そのものを、そのものと見ることのできる人は、すでにそのものから超越した人である。何か苦しいことがある。あるいは暑い、寒いというときに、苦しみを苦しみと観じ、寒暑を寒暑と観じた人は、それを超越することができた人なのである。そういう風に気のつくということは、動物にはできないが、しかし人間には可能である。そこが人間の妙である。そこに意識というものが生じて来た訳である。動物には、自分というものを自分で批判する力がない。人間になると鏡というものを自分に写して、そして自分を批判して「これはいかにも下らぬ顔をしているなあ」と、自分で自分を考える力がある。これが人間の特色であって、同時にその特色によって、人間は万物の霊長となる。けれど、この特色がまたすこぶる厄介なものでもある。すなわち、この因果、十二因縁というものを観ずることのできるのが人間であるが、しかも、そういうことを批評的に見ることができると同時に、またそれに捉われて、それ以外に出ることができなくなる。これが人間の弱点である。
鈴木大拙「禅とは何か」(角川ソフィア文庫)P90-91

ありのままをありのままに見よ、と鈴木大拙師は諭す。
同じく、ケージが体験した鈴木大拙。

あるアメリカ人の女性が、「鈴木博士、どうなんでしょう。私たちは一晩かけて博士に質問をいたしましたが、何も明らかにはなりませんでした」。
鈴木博士は微笑んで、こう言った。「だから私は哲学が好きなんだよ。
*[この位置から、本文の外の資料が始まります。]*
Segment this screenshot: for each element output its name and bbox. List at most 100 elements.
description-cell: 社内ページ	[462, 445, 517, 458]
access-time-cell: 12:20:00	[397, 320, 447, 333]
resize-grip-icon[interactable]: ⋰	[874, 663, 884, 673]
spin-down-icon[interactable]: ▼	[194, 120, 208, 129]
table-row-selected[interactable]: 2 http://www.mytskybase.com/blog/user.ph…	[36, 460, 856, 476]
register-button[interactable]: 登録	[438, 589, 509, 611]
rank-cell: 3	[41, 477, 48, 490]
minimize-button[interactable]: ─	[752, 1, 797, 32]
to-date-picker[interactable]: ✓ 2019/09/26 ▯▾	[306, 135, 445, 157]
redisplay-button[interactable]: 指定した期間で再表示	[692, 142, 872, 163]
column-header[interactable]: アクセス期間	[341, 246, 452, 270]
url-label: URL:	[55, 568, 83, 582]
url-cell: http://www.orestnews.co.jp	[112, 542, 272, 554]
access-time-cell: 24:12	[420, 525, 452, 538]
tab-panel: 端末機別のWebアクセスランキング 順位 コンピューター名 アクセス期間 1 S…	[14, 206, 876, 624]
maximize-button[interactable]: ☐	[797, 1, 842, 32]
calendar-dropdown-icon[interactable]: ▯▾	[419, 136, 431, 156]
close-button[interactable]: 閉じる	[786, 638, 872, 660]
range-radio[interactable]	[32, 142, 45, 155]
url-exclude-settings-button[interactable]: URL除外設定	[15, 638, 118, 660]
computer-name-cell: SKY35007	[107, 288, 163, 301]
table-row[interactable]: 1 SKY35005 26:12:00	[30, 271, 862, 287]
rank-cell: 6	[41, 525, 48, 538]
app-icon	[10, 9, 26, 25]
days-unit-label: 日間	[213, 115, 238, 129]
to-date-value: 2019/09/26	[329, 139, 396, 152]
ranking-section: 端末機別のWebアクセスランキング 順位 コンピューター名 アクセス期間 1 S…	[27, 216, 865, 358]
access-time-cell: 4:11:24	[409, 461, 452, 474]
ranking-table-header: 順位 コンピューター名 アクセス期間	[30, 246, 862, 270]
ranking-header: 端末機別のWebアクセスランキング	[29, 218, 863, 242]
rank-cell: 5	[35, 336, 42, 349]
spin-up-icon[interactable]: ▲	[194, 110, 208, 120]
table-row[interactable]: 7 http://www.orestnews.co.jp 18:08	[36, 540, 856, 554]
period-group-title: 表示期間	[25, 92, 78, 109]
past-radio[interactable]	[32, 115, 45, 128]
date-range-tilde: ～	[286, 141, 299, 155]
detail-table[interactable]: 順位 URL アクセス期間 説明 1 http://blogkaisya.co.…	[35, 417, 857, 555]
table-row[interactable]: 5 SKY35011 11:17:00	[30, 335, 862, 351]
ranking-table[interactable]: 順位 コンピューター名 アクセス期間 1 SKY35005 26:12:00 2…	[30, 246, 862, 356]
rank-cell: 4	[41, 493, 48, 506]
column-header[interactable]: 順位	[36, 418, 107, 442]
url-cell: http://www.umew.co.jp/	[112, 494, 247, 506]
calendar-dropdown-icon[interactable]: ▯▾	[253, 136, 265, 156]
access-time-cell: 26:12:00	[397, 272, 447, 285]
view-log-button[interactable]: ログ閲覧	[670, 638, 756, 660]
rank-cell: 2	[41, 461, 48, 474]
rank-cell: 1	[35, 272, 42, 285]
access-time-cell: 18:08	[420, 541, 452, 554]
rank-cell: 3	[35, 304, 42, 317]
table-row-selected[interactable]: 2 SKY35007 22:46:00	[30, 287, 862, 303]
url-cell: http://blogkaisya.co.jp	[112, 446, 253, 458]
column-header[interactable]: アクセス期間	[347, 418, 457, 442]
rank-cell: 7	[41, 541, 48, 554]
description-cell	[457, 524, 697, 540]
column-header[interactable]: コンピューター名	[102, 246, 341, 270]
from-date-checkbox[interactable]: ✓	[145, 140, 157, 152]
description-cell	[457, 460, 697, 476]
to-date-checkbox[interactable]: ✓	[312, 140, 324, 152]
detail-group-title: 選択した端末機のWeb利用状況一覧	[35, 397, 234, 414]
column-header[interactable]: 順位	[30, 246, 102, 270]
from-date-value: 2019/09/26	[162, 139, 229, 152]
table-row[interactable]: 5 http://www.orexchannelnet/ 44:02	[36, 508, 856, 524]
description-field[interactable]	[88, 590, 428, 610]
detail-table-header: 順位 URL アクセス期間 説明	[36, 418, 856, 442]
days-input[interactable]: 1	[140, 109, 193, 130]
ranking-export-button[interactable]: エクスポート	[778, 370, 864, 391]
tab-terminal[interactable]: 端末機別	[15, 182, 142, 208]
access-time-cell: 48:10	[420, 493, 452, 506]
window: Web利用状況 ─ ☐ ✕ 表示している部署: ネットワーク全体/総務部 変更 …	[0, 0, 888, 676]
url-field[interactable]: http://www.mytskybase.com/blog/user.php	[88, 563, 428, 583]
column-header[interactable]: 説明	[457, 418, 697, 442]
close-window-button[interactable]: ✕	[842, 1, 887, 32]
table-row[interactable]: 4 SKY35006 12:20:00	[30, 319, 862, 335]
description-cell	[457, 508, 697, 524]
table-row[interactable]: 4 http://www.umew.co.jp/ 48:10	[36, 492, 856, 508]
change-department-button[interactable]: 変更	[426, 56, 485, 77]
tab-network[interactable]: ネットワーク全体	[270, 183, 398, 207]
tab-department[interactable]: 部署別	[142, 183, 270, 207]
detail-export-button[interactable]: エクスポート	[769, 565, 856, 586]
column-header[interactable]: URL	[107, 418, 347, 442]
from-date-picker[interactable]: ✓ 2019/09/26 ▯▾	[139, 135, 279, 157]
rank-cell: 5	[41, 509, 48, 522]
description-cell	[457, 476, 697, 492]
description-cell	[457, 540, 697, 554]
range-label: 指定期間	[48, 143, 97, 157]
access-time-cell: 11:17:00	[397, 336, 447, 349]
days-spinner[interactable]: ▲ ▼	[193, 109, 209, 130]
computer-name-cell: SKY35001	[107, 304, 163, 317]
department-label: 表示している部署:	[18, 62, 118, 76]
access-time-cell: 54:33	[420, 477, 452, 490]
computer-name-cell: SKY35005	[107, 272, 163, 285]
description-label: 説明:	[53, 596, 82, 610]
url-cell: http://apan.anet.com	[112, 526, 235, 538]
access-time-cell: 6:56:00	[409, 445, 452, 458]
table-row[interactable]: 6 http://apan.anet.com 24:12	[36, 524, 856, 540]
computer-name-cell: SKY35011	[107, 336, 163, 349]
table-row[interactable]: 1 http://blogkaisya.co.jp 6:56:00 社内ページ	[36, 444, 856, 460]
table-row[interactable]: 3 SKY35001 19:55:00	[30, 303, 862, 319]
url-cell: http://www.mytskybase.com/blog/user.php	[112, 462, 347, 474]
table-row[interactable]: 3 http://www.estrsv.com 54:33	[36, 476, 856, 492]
誰かが勝つということはないのだから」。
ジョン・ケージ/柿沼敏江訳「サイレンス」(水声社)P79

裏返すと、本来すべては初めから明らかだということだ。
矛盾の中にある僕たちにその認識がないということに過ぎない。

・ケージ:プリペアード・ピアノのためのソナタとインターリュード
ジョン・ティルブリー(プリペアード・ピアノ)(1974.12.9-11録音)

東西の合一の中にあるアンビエント・ミュージック。
戦後すぐという時代に生み出された奇蹟。
考えず、感じず、ただ浸るのが良し。

ところで、音楽を享受するという意味で、後悔すること多々。
そのひとつ、ジョン・ケージのこと。彼の音楽をもっと早くから興味を持って体験すべきだったということ。

無為を為し、無事を事とし、無味を味わう。
小を大とし小を多とし、怨みに報ゆるに徳を以てす。